Uma cachorra afrodescendente

Myrthes Suplicy Vieira (*)

Eu preferiria que ela fosse de grande porte, mais velha e de outra cor. Tinha elaborado uma longa lista de requisitos quanto ao temperamento, comportamento tranquilo e silencioso, obediência exemplar, além de grande capacidade de adaptação com outros animais e pessoas, em especial com crianças e idosos. Queria interagir com ela antes de apresentá-la à minha outra cachorra, para descobrir se ela se submeteria facilmente ou não a meus comandos.

Preferiria. Mas a vida – ou, quem sabe, São Francisco – tinha outros planos para mim. Do nada, despencou em meu colo uma filhotinha esguia, do tamanho da palma de uma mão, com apenas 33 dias. Fico constrangida em dizer que ela é negra como as asas da graúna. Primeiro, porque nunca vi uma graúna na vida e, segundo, porque o linguajar politicamente correto dos dias de hoje assim o exige. Seja como for, mal dá para distinguir os olhinhos curiosos dela em meio à escuridão da pelagem.

Como todo bom filhote, ela me enlouquece diariamente, mordendo e arranhando minhas pernas e braços, destroçando os rolos de papel higiênico e pendurando-se em tudo o que está suspenso. Enfia-se pelos cantos mais improváveis, esconde-se dentro de sacolas, diverte-se derrubando e mordiscando garrafas pet. Corre pela casa como um foguete e late muito quando a companheira de quatro patas não aceita o convite para participar de suas muitas estrepolias. Desafia-me sempre que tento conter seus excessos e me encara com um olhar provocador, como se me dissesse: E daí? Vai fazer o quê agora?

Esta é a Vivi, protagonista da história.

Paradoxalmente, não tenho do que reclamar. Mesmo exausta de correr atrás dela dia e noite, posso afirmar que, como diz a canção, desde que ela chegou instalou-se como um posseiro dentro do meu coração.

As compensações são muitas. Ela tem se esmerado em me fazer reaprender a importância do perdão e da tolerância. Ajuda-me a relativizar todos os dias o conceito de autoridade. Ensina-me com leveza a conviver com as diferenças e com minhas próprias limitações. Mostra com graça como são ridículos os preconceitos de raça e gênero. Traz em seu corpo as marcas da brasilidade, da desejável miscigenação, e encanta a todos com sua beleza singela.

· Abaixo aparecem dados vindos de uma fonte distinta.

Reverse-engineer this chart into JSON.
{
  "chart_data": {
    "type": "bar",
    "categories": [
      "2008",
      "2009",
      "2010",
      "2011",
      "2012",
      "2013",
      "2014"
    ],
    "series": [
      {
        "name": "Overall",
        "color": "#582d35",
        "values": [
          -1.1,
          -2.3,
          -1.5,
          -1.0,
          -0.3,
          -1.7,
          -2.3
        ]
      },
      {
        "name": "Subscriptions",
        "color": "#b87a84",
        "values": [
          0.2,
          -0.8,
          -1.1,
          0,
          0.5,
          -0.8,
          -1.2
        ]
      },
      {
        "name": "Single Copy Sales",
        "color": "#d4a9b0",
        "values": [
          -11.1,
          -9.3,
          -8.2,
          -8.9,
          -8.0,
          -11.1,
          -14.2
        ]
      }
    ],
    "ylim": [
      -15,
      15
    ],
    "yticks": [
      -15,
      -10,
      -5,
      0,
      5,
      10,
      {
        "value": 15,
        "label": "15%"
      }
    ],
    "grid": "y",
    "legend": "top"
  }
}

Além de ter estabelecido uma relação de total harmonia e cumplicidade com minha outra cachorra, ariana pura, ela também não se deixa intimidar por machos dominantes. Ao contrário, para usar uma palavra da moda, abusa do empoderamento feminino. Sabe se submeter quando isso é conveniente para sua sobrevivência, mas deixa claro que sedução é seu forte. Joga-se despudoramente ao chão, de barriga para cima, e depois lambe o focinho de qualquer um que rosne para ela.

Tal qual um vampiro, ela suga toda a energia dos circunstantes. Passa os dias perturbando a tranquilidade de minha outra cachorra e impedindo que eu me concentre em qualquer outra atividade. Noutro dia, cansada de procurar palavras para dissuadi-la de morder tudo e todos, tive uma ideia: se ela obedece em segundos aos latidos raivosos da Aisha, porque não obedece aos comandos da fala humana? Não tive dúvida: quando ela se aproximou, enchi os pulmões e soltei um latido forte, digno do de um pitbull. Foi tiro e queda. Ela olhou em volta, assustada, procurando a fonte do som e interrompeu de imediato o ataque. Só não entendeu até agora que raio de animal grandão capaz de emitir sons tão diversos sou eu.

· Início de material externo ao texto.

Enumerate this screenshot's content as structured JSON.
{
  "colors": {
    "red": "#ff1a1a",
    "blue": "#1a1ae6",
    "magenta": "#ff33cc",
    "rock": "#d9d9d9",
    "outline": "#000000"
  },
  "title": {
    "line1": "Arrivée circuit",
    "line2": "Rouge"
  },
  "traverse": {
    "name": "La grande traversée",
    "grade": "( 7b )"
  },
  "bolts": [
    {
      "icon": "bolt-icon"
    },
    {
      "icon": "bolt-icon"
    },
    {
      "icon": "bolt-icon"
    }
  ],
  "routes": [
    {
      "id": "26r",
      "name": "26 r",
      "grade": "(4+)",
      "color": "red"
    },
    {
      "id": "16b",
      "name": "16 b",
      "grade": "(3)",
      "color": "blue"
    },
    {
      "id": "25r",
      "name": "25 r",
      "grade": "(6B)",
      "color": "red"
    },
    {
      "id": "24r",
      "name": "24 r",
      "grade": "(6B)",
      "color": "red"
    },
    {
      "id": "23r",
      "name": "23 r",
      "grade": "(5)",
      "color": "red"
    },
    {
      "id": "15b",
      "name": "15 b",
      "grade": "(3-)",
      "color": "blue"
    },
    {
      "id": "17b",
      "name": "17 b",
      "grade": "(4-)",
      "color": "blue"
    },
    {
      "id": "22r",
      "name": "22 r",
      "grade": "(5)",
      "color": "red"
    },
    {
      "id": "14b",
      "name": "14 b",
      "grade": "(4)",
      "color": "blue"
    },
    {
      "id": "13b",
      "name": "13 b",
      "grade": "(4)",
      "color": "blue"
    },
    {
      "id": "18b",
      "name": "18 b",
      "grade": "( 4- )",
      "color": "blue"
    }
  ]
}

Ainda é muito cedo para fazer previsões quanto ao porte que terá e para saber se manterá a postura sociável que demonstra agora. Torço apenas para que as memórias de uma infância feliz a preparem emocionalmente para levar a vida adulta com mansidão e alegria.

É certo que a abundante energia de um filhote não é compatível com o desejo de sossego de uma idosa como eu. Aliás, o que mais tenho ouvido nas últimas semanas é que sou louca, que deve haver um quê de masoquismo na estrutura de minha personalidade ou que o esforço de cuidar de apenas uma cachorra deveria me bastar. Tudo o que tenho a dizer em resposta é que há uma graça especial para mim em todo recomeçar.

Parafraseando T.S. Eliot, eu aconselharia a todos que temem embarcar em novas aventuras na velhice que descubram enquanto é tempo que “o fim de toda viagem é voltar ao ponto de partida, conhecendo o local pela primeira vez”.

(*) Myrthes Suplicy Vieira é psicóloga, escritora e tradutora.

Um pensamento sobre “Uma cachorra afrodescendente

  1. Que bom a Vivi ter trazido tanta felicidade e alegria para vc e a Aisha ao mesmo tempo que uma brisa de felicidade entra pelas janelas da sua casa.
    Parabéns para a pequena sedutora que parece uma jaboticaba.